Не успел он договорить, как боль пришла снова, такая сильная, что Эстер показалось, будто она разрывается пополам. Это был ее первый крик; Алан сказал позже, что именно эта стойкость ее и убивала. В ее крике звучало то же страдание, что и в возгласе, который издала Эстер, решив, что Джек Кэмерон убил Тома.

За дверью Том закрыл лицо ладонями.

— Отлично! И еще раз! — крикнул Алан, видя, что начинается следующая схватка. — Почти получилось. Тужься, Эстер, тужься изо всех сил.

На этот раз Эстер уже не кричала. Они с Аланом испытали огромнейшее облегчение, когда на свет появился крохотный, темноволосый младенец, вопящий от возмущения.

Алан передал ребенка Саре, вновь повернулся к Эстер и изумленно воскликнул:

— Господи! Двойня!

Прорезавшаяся светлая головка объясняла и тяжелую беременность Эстер, и ее слабость, и затянувшиеся роды.

Второй ребенок родился легко. Сара вытерла вспотевшее лицо Эстер и опустила первого ребенка на ее правую руку. Алан положил второго, еще мокрого и орущего во все горло, слева.

— Двое, — удивленно произнесла Эстер. Ее переполняла радость.

— Ты умница, — похвалил ее Алан. — И оба мальчики.

— Не удивительно, что я была, как слон, — вздохнула Эстер. — Два маленьких Тома. А он-то знает?
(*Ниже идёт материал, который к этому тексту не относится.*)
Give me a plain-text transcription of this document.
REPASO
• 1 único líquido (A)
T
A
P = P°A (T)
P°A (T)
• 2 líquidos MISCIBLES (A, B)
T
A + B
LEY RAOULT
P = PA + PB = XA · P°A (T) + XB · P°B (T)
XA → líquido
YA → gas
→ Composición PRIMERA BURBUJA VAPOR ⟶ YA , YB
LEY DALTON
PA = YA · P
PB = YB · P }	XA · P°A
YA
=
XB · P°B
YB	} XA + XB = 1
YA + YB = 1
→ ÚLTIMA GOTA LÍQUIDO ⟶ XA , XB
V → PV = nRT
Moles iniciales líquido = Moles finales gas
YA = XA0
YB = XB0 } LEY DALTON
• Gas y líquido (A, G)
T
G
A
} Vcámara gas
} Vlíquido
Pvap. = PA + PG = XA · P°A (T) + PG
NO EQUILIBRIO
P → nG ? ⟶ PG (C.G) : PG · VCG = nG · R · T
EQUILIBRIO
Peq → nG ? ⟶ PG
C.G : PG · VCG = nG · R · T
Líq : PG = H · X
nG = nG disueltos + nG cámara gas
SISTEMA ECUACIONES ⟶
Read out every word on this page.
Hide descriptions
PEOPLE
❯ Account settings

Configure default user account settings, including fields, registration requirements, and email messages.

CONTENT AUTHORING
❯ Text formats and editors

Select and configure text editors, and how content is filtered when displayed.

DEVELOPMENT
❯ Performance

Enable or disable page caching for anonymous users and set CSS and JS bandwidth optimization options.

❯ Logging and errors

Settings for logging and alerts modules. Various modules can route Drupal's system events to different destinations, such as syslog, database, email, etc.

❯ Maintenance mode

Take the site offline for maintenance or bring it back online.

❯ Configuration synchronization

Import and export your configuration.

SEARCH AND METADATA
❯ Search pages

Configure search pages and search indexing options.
Надо же ему показать.

— Алан позовет его, — сказала Сара.

— И не говори ему, что их двое, — добавила Эстер с прежней лукавинкой.

Впоследствии Алан, Сара и Эстер утверждали, что единственный раз в жизни видели Тома Дилхорна растроганным, когда Эстер показала ему новорожденных сыновей со словами:

— Том и Алан.

Том уставился на двух рассерженных мальчишек, но, как всегда, быстро опомнился.

— Двойная прибыль, Эстер, дорогая. Ты же говорила, что разбираешься в процентах.

А когда Алан и Сара дали ему подержать двоих орущих малышей, он воскликнул:

— Дилхорн и сыновья, Эстер, Дилхорн и сыновья.